Now about the ‘collective conscience’ construction itself, well, a text has many subtexts and the one relating to ‘collective conscience’ is perhaps the derivative of all pervasive angst about the man. In wordy judgments, such references are often. Another important subtext in such cases is the determination as to whether the case fits in the definition of rarest of rare. In this particular case, the judge while holding the case against the benchmark of rarest of rare could not have possibly overlooked the subtext of the widespread outrage and, therefore, not placed it in the league of rarest of rare. Once he made up his mind about its category, the natural corollary was the capital punishment. His thought process has been linear and conclusions straight. It is our interpretation that has been parabolic and convoluted.
There is one aspect of the narrative though that has gone horribly wrong. It is the total disconnect with the humane India. While the legal and political India did what they did to Guru, Indian humanity, however, did not cover itself with any glory. Guru was an Indian national and deserved to be given dignity in death. In executing him in the manner we did, we allowed a Pakistani Kasab and a Kashmiri Guru to die as comrade in arms. There were obviously no moral qualms in executing a Pakistani in the hush hush manner, but indeed there were, or should have been, in the case of an Indian.
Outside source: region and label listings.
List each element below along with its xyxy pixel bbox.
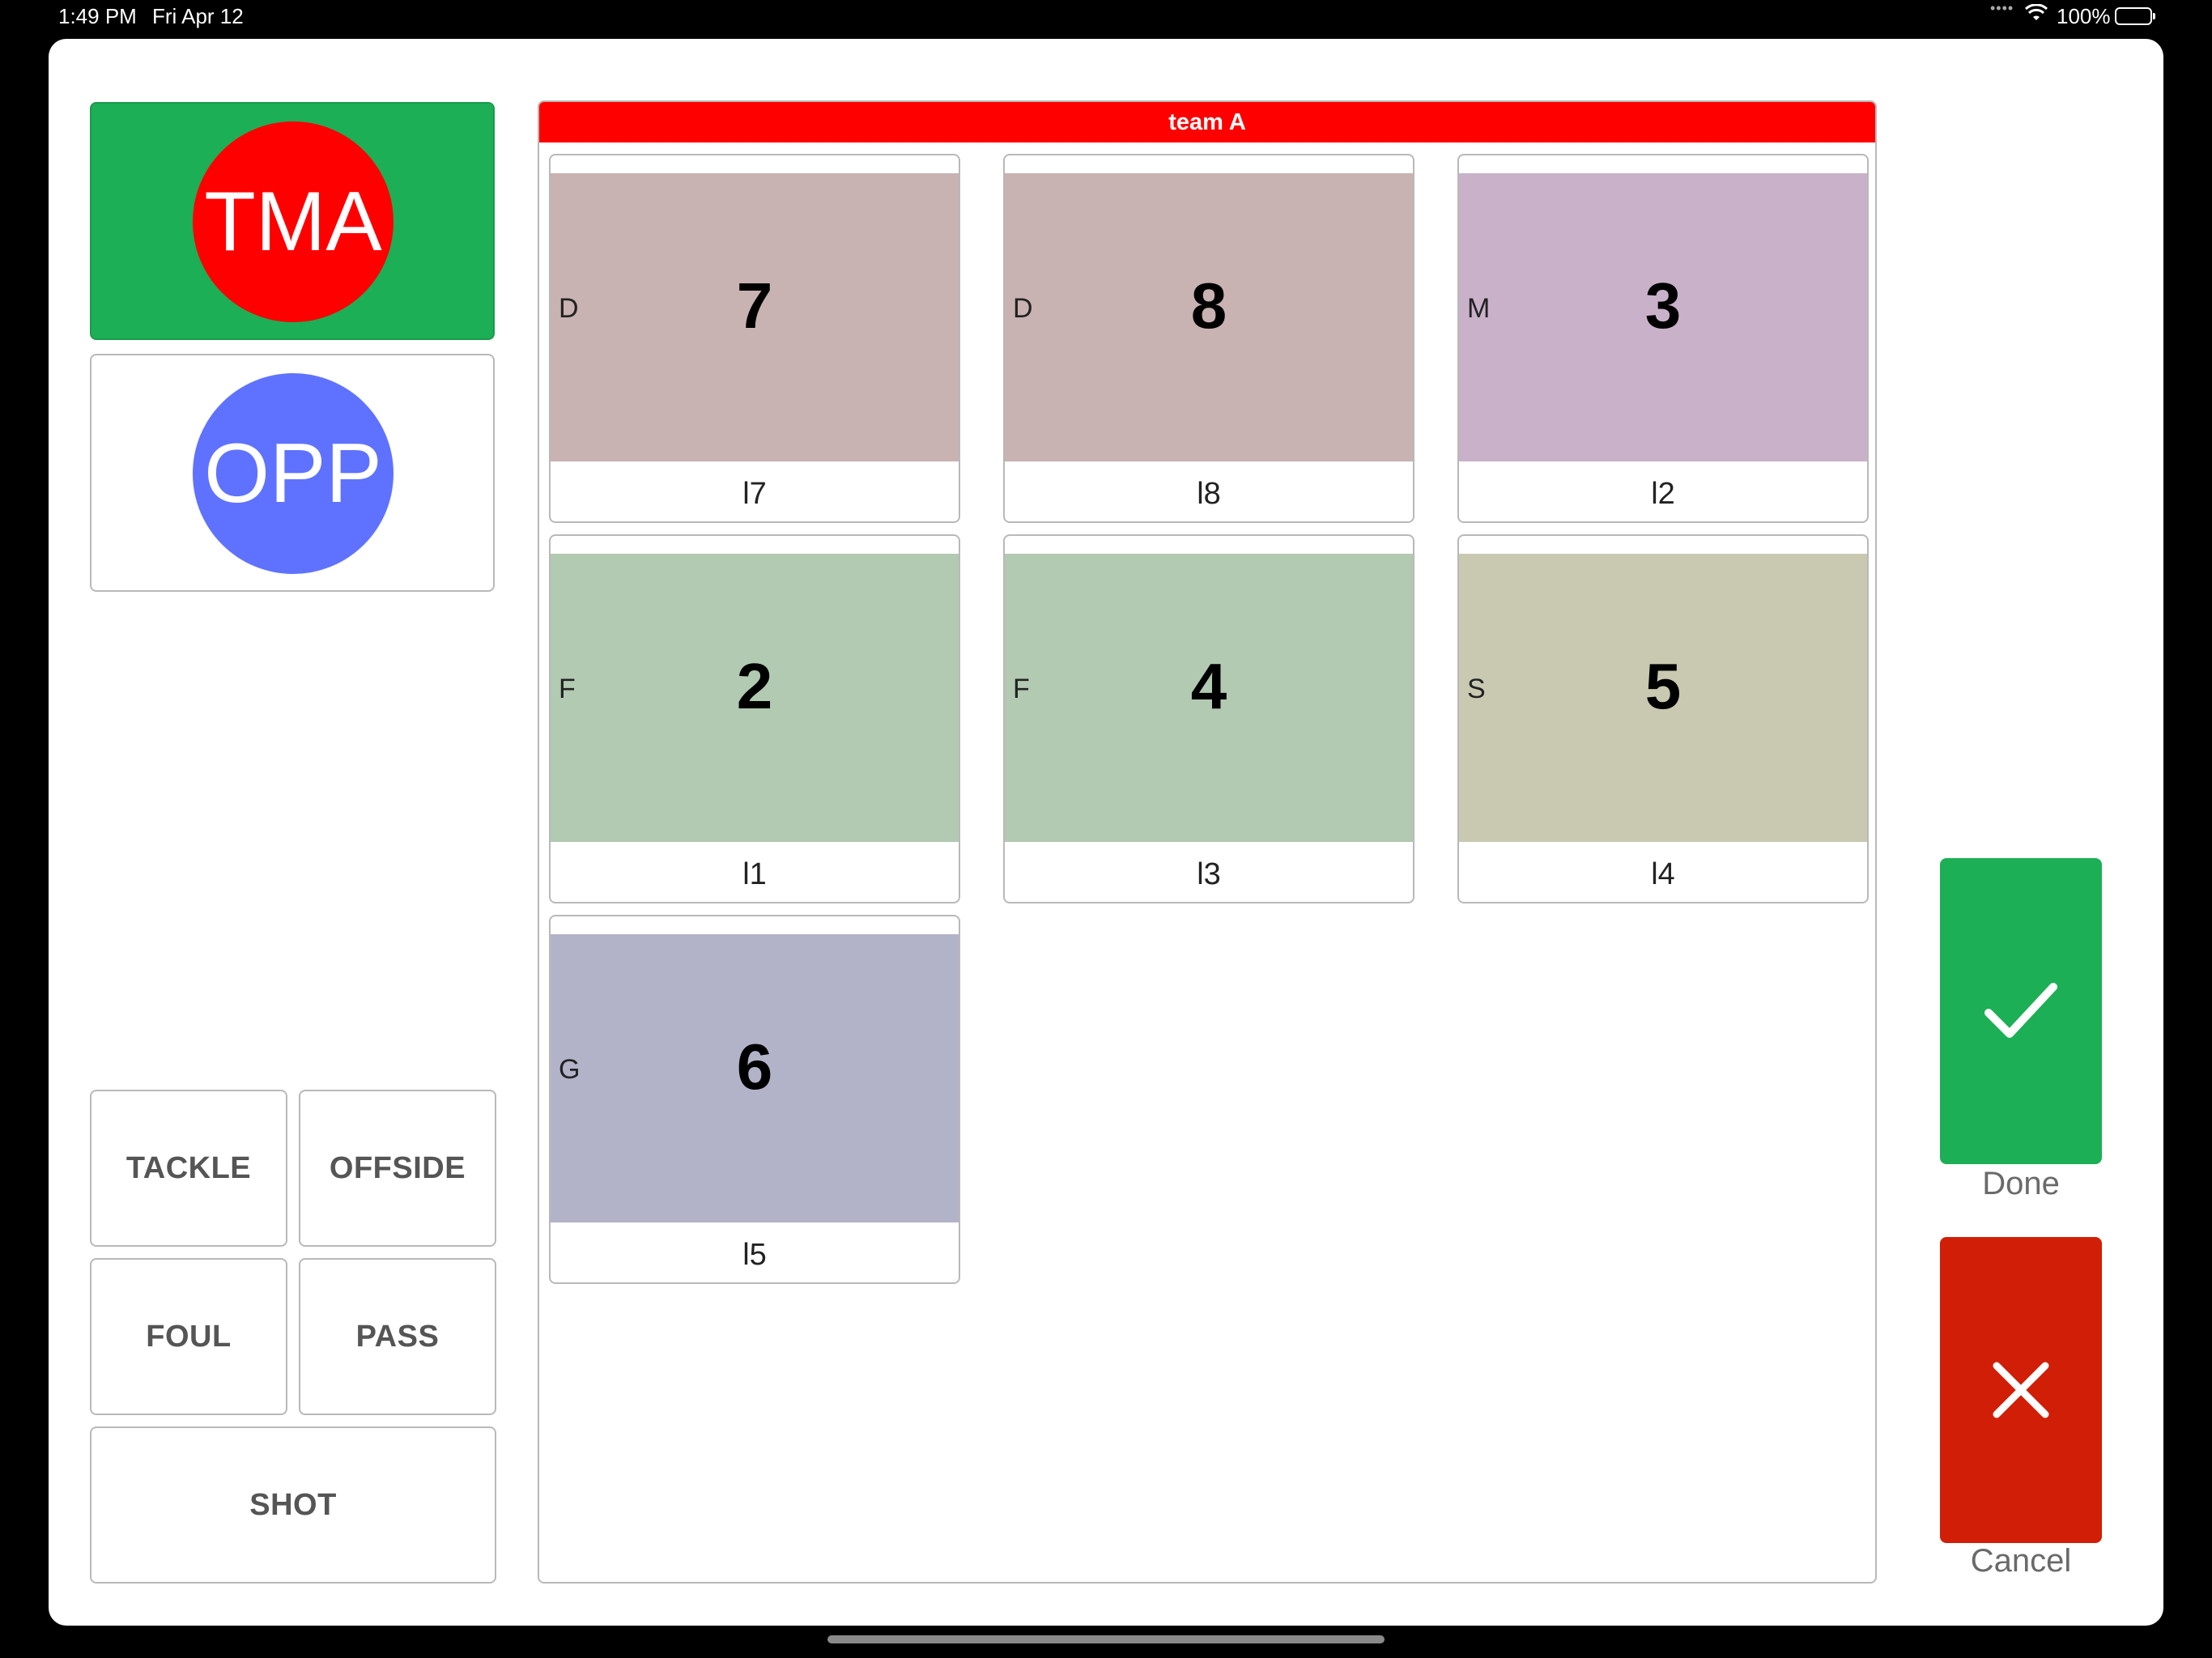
team-tma-button[interactable]: TMA	[90, 102, 495, 340]
player-label: l7	[742, 477, 767, 511]
player-label: l5	[742, 1238, 767, 1272]
team-opp-button[interactable]: OPP	[90, 354, 495, 592]
roster-title: team A	[539, 102, 1875, 142]
player-card[interactable]: F 4 l3	[1003, 534, 1414, 903]
player-card[interactable]: S 5 l4	[1457, 534, 1869, 903]
status-bar: 1:49 PM Fri Apr 12 •••• 100%	[0, 0, 2212, 37]
player-card[interactable]: M 3 l2	[1457, 154, 1869, 523]
player-label: l3	[1197, 857, 1221, 891]
player-card[interactable]: D 7 l7	[549, 154, 960, 523]
player-number: 8	[1190, 270, 1227, 342]
cancel-label: Cancel	[1970, 1543, 2072, 1579]
player-number: 6	[736, 1031, 773, 1103]
battery-percent: 100%	[2057, 4, 2111, 28]
player-number: 4	[1190, 650, 1227, 722]
team-tma-label: TMA	[193, 121, 393, 322]
foul-button[interactable]: FOUL	[90, 1258, 287, 1415]
player-card[interactable]: G 6 l5	[549, 915, 960, 1284]
close-icon	[1993, 1362, 2049, 1418]
done-label: Done	[1982, 1166, 2060, 1201]
player-number: 7	[736, 270, 773, 342]
player-label: l8	[1197, 477, 1221, 511]
cancel-button[interactable]	[1940, 1237, 2102, 1543]
status-date: Fri Apr 12	[152, 4, 244, 28]
tackle-button[interactable]: TACKLE	[90, 1090, 287, 1247]
done-button[interactable]	[1940, 858, 2102, 1164]
signal-dots-icon: ••••	[1990, 0, 2014, 16]
shot-button[interactable]: SHOT	[90, 1426, 496, 1584]
player-number: 3	[1644, 270, 1682, 342]
home-indicator	[827, 1635, 1385, 1643]
team-opp-label: OPP	[193, 373, 393, 574]
wifi-icon	[2024, 3, 2048, 29]
status-time: 1:49 PM	[58, 4, 137, 28]
checkmark-icon	[1984, 983, 2057, 1038]
player-number: 2	[736, 650, 773, 722]
player-card[interactable]: D 8 l8	[1003, 154, 1414, 523]
player-label: l4	[1651, 857, 1675, 891]
player-label: l2	[1651, 477, 1675, 511]
player-label: l1	[742, 857, 767, 891]
player-card[interactable]: F 2 l1	[549, 534, 960, 903]
roster-panel: team A D 7 l7 D 8 l8 M 3 l2 F 2 l1 F 4 l…	[538, 100, 1877, 1584]
battery-icon	[2115, 7, 2155, 25]
pass-button[interactable]: PASS	[299, 1258, 496, 1415]
offside-button[interactable]: OFFSIDE	[299, 1090, 496, 1247]
player-number: 5	[1644, 650, 1682, 722]
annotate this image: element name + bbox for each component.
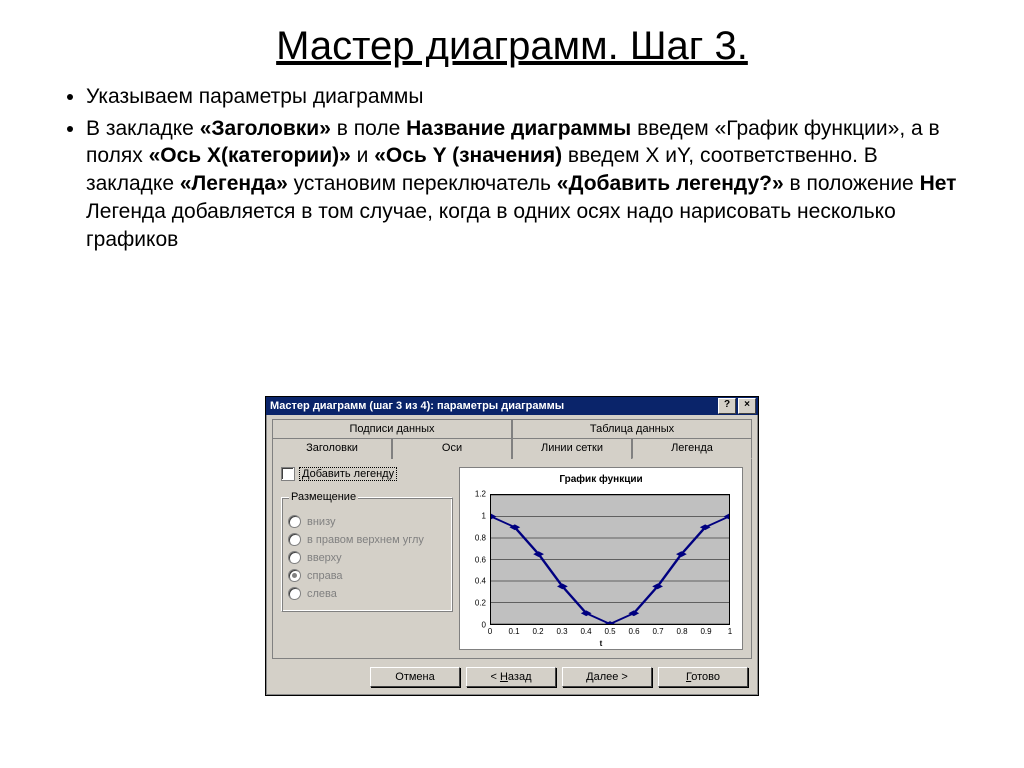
close-button[interactable]: × xyxy=(738,398,756,414)
dialog-button-row: Отмена < Назад Далее > Готово xyxy=(266,659,758,689)
cancel-button[interactable]: Отмена xyxy=(370,667,460,687)
chart-xticks: 00.10.20.30.40.50.60.70.80.91 xyxy=(490,627,730,637)
slide: Мастер диаграмм. Шаг 3. Указываем параме… xyxy=(0,0,1024,768)
radio-top-right[interactable]: в правом верхнем углу xyxy=(288,533,446,546)
add-legend-checkbox[interactable]: Добавить легенду xyxy=(281,467,453,481)
chart-preview: График функции 00.20.40.60.811.2 00.10.2… xyxy=(459,467,743,650)
chart-svg xyxy=(491,495,729,624)
add-legend-label: Добавить легенду xyxy=(299,467,397,481)
legend-controls: Добавить легенду Размещение внизу в прав… xyxy=(281,467,453,650)
bullet-list: Указываем параметры диаграммы В закладке… xyxy=(60,83,964,253)
bullet-2: В закладке «Заголовки» в поле Название д… xyxy=(86,115,964,254)
radio-left[interactable]: слева xyxy=(288,587,446,600)
placement-group: внизу в правом верхнем углу вверху справ… xyxy=(281,497,453,612)
bullet-1: Указываем параметры диаграммы xyxy=(86,83,964,111)
chart-title: График функции xyxy=(460,468,742,485)
next-button[interactable]: Далее > xyxy=(562,667,652,687)
checkbox-box[interactable] xyxy=(281,467,295,481)
slide-title: Мастер диаграмм. Шаг 3. xyxy=(0,0,1024,77)
chart-plot-area xyxy=(490,494,730,625)
help-button[interactable]: ? xyxy=(718,398,736,414)
slide-body: Указываем параметры диаграммы В закладке… xyxy=(0,83,1024,253)
chart-yticks: 00.20.40.60.811.2 xyxy=(464,494,488,625)
tab-gridlines[interactable]: Линии сетки xyxy=(512,438,632,459)
chart-xlabel: t xyxy=(460,639,742,648)
dialog-title: Мастер диаграмм (шаг 3 из 4): параметры … xyxy=(270,400,716,412)
radio-bottom[interactable]: внизу xyxy=(288,515,446,528)
tab-data-table[interactable]: Таблица данных xyxy=(512,419,752,439)
finish-button[interactable]: Готово xyxy=(658,667,748,687)
tab-data-labels[interactable]: Подписи данных xyxy=(272,419,512,439)
placement-group-label: Размещение xyxy=(289,491,358,503)
tab-titles[interactable]: Заголовки xyxy=(272,438,392,459)
title-bar[interactable]: Мастер диаграмм (шаг 3 из 4): параметры … xyxy=(266,397,758,415)
chart-wizard-dialog: Мастер диаграмм (шаг 3 из 4): параметры … xyxy=(265,396,759,696)
back-button[interactable]: < Назад xyxy=(466,667,556,687)
tab-axes[interactable]: Оси xyxy=(392,438,512,459)
radio-right[interactable]: справа xyxy=(288,569,446,582)
tab-panel-legend: Добавить легенду Размещение внизу в прав… xyxy=(272,459,752,659)
radio-top[interactable]: вверху xyxy=(288,551,446,564)
tab-row-bottom: Заголовки Оси Линии сетки Легенда xyxy=(272,438,752,459)
tab-legend[interactable]: Легенда xyxy=(632,438,752,459)
tab-row-top: Подписи данных Таблица данных xyxy=(272,419,752,439)
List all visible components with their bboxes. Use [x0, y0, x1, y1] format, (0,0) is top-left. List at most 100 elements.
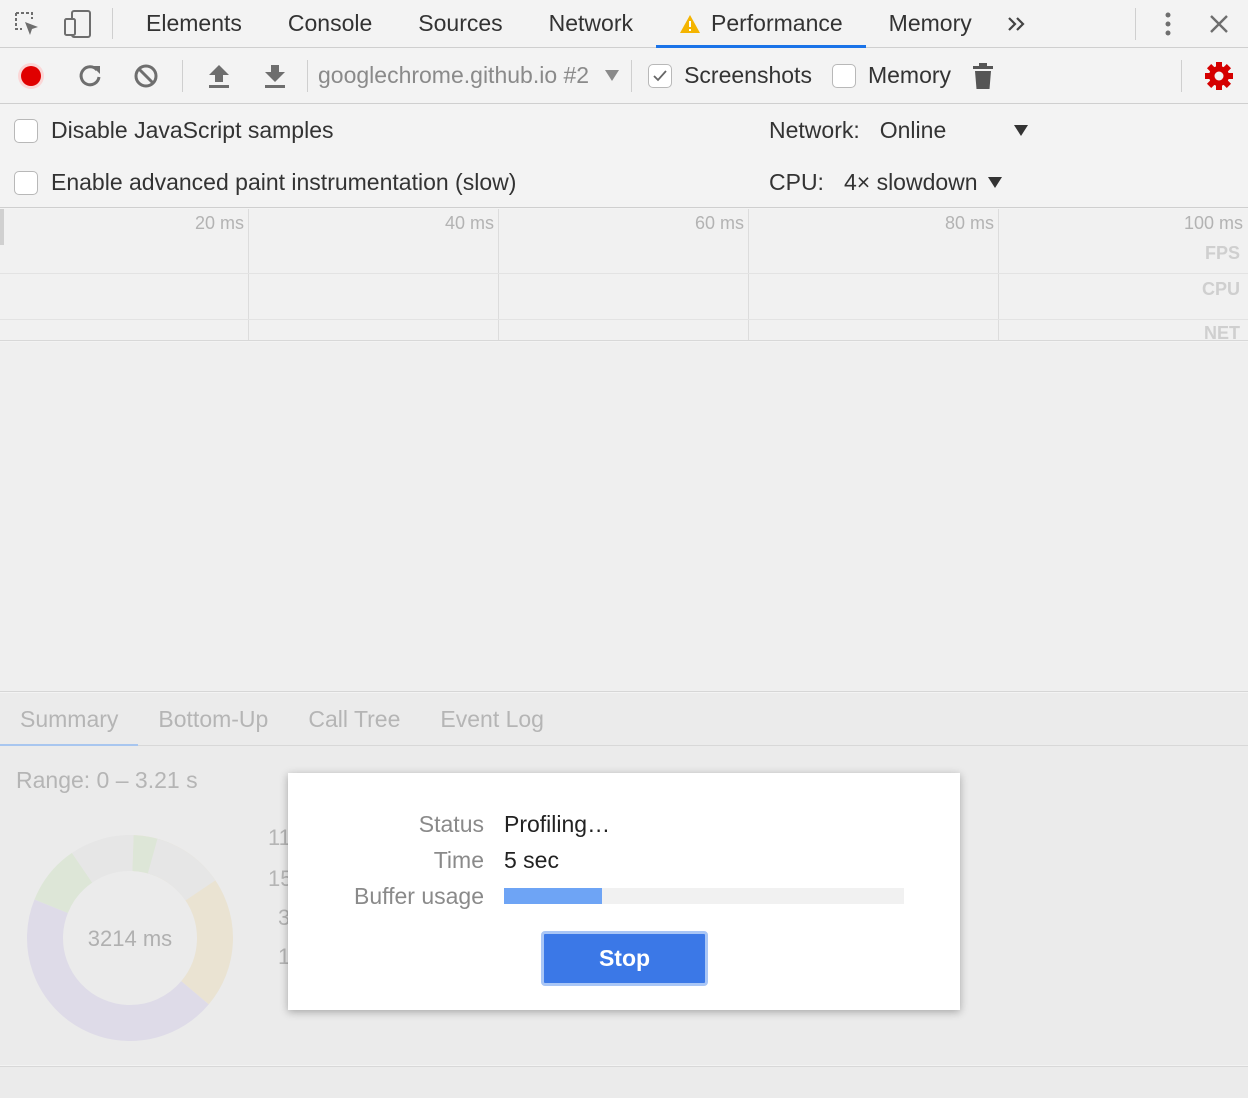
network-throttling: Network: Online	[769, 117, 1028, 144]
device-toggle-icon	[64, 9, 91, 38]
time-value: 5 sec	[504, 847, 559, 873]
save-profile-button[interactable]	[247, 48, 303, 104]
reload-profile-button[interactable]	[62, 48, 118, 104]
tab-performance[interactable]: Performance	[656, 0, 866, 48]
gridline	[498, 209, 499, 340]
more-tabs-button[interactable]	[995, 0, 1039, 47]
buffer-row: Buffer usage	[288, 883, 484, 910]
tab-label: Memory	[888, 10, 972, 36]
tab-event-log[interactable]: Event Log	[420, 693, 564, 745]
profiling-status-dialog: Status Profiling… Time 5 sec Buffer usag…	[288, 773, 960, 1010]
divider	[112, 8, 113, 39]
donut-total-label: 3214 ms	[88, 926, 172, 951]
upload-icon	[209, 64, 229, 88]
timeline-overview[interactable]: 20 ms 40 ms 60 ms 80 ms 100 ms FPS CPU N…	[0, 209, 1248, 343]
status-label: Status	[418, 811, 484, 837]
range-label: Range: 0 – 3.21 s	[16, 767, 198, 793]
record-button[interactable]	[0, 48, 62, 104]
time-row: Time 5 sec	[288, 847, 559, 874]
tab-label: Network	[548, 10, 633, 36]
customize-menu-button[interactable]	[1146, 0, 1190, 48]
divider	[182, 59, 183, 92]
tab-network[interactable]: Network	[526, 0, 656, 47]
chevron-down-icon	[605, 70, 620, 81]
overview-window-handle[interactable]	[0, 209, 4, 245]
clear-icon	[134, 64, 158, 87]
gridline	[248, 209, 249, 340]
tab-label: Elements	[146, 10, 242, 36]
tab-label: Bottom-Up	[158, 705, 269, 732]
divider	[1135, 7, 1136, 40]
time-tick: 60 ms	[694, 213, 744, 233]
disable-js-samples-option[interactable]: Disable JavaScript samples	[14, 117, 334, 144]
time-tick: 40 ms	[444, 213, 494, 233]
network-label: Network:	[769, 117, 860, 143]
divider	[631, 59, 633, 92]
target-select[interactable]: googlechrome.github.io #2	[316, 62, 620, 89]
screenshots-checkbox[interactable]	[648, 63, 673, 88]
cpu-track-label: CPU	[1201, 279, 1240, 299]
capture-settings-pane: Disable JavaScript samples Enable advanc…	[0, 104, 1248, 208]
track-divider	[0, 273, 1248, 274]
record-icon	[18, 62, 44, 89]
gear-icon	[1205, 61, 1233, 90]
time-tick: 100 ms	[1183, 213, 1243, 233]
net-track-label: NET	[1204, 323, 1240, 343]
tab-call-tree[interactable]: Call Tree	[288, 693, 420, 745]
network-select[interactable]: Online	[880, 117, 1028, 144]
tab-label: Summary	[20, 705, 119, 732]
gridline	[748, 209, 749, 340]
flame-chart-area[interactable]	[0, 342, 1248, 692]
tab-summary[interactable]: Summary	[0, 693, 139, 746]
time-tick: 20 ms	[194, 213, 244, 233]
disable-js-samples-checkbox[interactable]	[14, 118, 38, 143]
divider	[307, 59, 308, 92]
time-tick: 80 ms	[944, 213, 994, 233]
load-profile-button[interactable]	[191, 48, 247, 104]
fps-track-label: FPS	[1204, 243, 1240, 263]
advanced-paint-checkbox[interactable]	[14, 170, 38, 195]
tab-elements[interactable]: Elements	[123, 0, 265, 47]
close-icon	[1210, 14, 1228, 33]
trash-icon	[973, 62, 994, 89]
target-value: googlechrome.github.io #2	[318, 62, 590, 88]
checkmark-icon	[653, 69, 667, 81]
cpu-throttling: CPU: 4× slowdown	[769, 169, 1002, 196]
buffer-label: Buffer usage	[353, 883, 484, 909]
cpu-select[interactable]: 4× slowdown	[844, 169, 1002, 196]
kebab-menu-icon	[1165, 12, 1171, 35]
tab-label: Sources	[418, 10, 503, 36]
advanced-paint-option[interactable]: Enable advanced paint instrumentation (s…	[14, 169, 516, 196]
tab-memory[interactable]: Memory	[866, 0, 995, 47]
gridline	[998, 209, 999, 340]
tab-console[interactable]: Console	[265, 0, 395, 47]
cpu-value: 4× slowdown	[843, 169, 978, 195]
summary-donut-chart: 3214 ms	[27, 835, 233, 1041]
stop-button[interactable]: Stop	[541, 931, 708, 986]
collect-garbage-button[interactable]	[951, 48, 1015, 104]
inspect-element-button[interactable]	[0, 0, 54, 47]
memory-label: Memory	[867, 62, 952, 88]
buffer-usage-fill	[504, 888, 602, 904]
more-tabs-icon	[1007, 16, 1025, 31]
cpu-label: CPU:	[769, 169, 824, 195]
warning-icon	[680, 14, 700, 33]
advanced-paint-label: Enable advanced paint instrumentation (s…	[51, 169, 517, 195]
close-devtools-button[interactable]	[1190, 0, 1248, 48]
track-divider	[0, 319, 1248, 320]
capture-settings-button[interactable]	[1190, 48, 1248, 104]
status-row: Status Profiling…	[288, 811, 610, 838]
performance-toolbar: googlechrome.github.io #2 Screenshots Me…	[0, 48, 1248, 104]
tab-bottom-up[interactable]: Bottom-Up	[138, 693, 288, 745]
screenshots-checkbox-group[interactable]: Screenshots	[648, 62, 812, 89]
tab-sources[interactable]: Sources	[395, 0, 525, 47]
download-icon	[265, 64, 285, 88]
tab-label: Event Log	[440, 705, 544, 732]
memory-checkbox[interactable]	[831, 63, 856, 88]
memory-checkbox-group[interactable]: Memory	[831, 62, 952, 89]
tab-label: Console	[287, 10, 373, 36]
tab-label: Performance	[711, 10, 843, 36]
details-tab-bar: Summary Bottom-Up Call Tree Event Log	[0, 693, 1248, 746]
device-toolbar-button[interactable]	[54, 0, 102, 47]
clear-button[interactable]	[118, 48, 174, 104]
When in life we have tirelessly sought to draw a distinction between a Pakistani terrorist and a Kashmiri militant; indigenous disenchantment and cross-border terror; inclusive kashmiriyat and talibanised Islam, there was no reason for us to let their death blur this distinction. Heavens would not have fallen, if his family had been allowed to have one last glimpse of the man. Even Guru would have died a satisfied death and, who knows, may have after all shown some remorse. In not allowing this final rendezvous to happen, we have shown the innate frailties of Indian democracy. The fault lines in our five-decade old nationhood, we so dreadfully fear, have been laid bare for the entire world to see. This has not diminished us. This has shamed us.
Nations like India can’t be brought to knees by random acts of many a Guru. They can very well be by the tunnel visioned thinking and the monochromatic ambition to gut fear emanating from the perceived unfulfilled aspirations of the people. But the discourse of fear can’t be invaded by the impulses of power. It can very well be by the symphony of love and language of civility. We allowed our apprehensions to cloud our judgment. We embedded a just act in the matrix of unjust in order to preempt unrest. We failed. If we had done the reverse, unrest may still have happened. But that would not have diminished us. Rather, it would have enhanced our stature. It would have shown to the world that even when we are pushed to the wall, we may lose everything but dignity and value for life.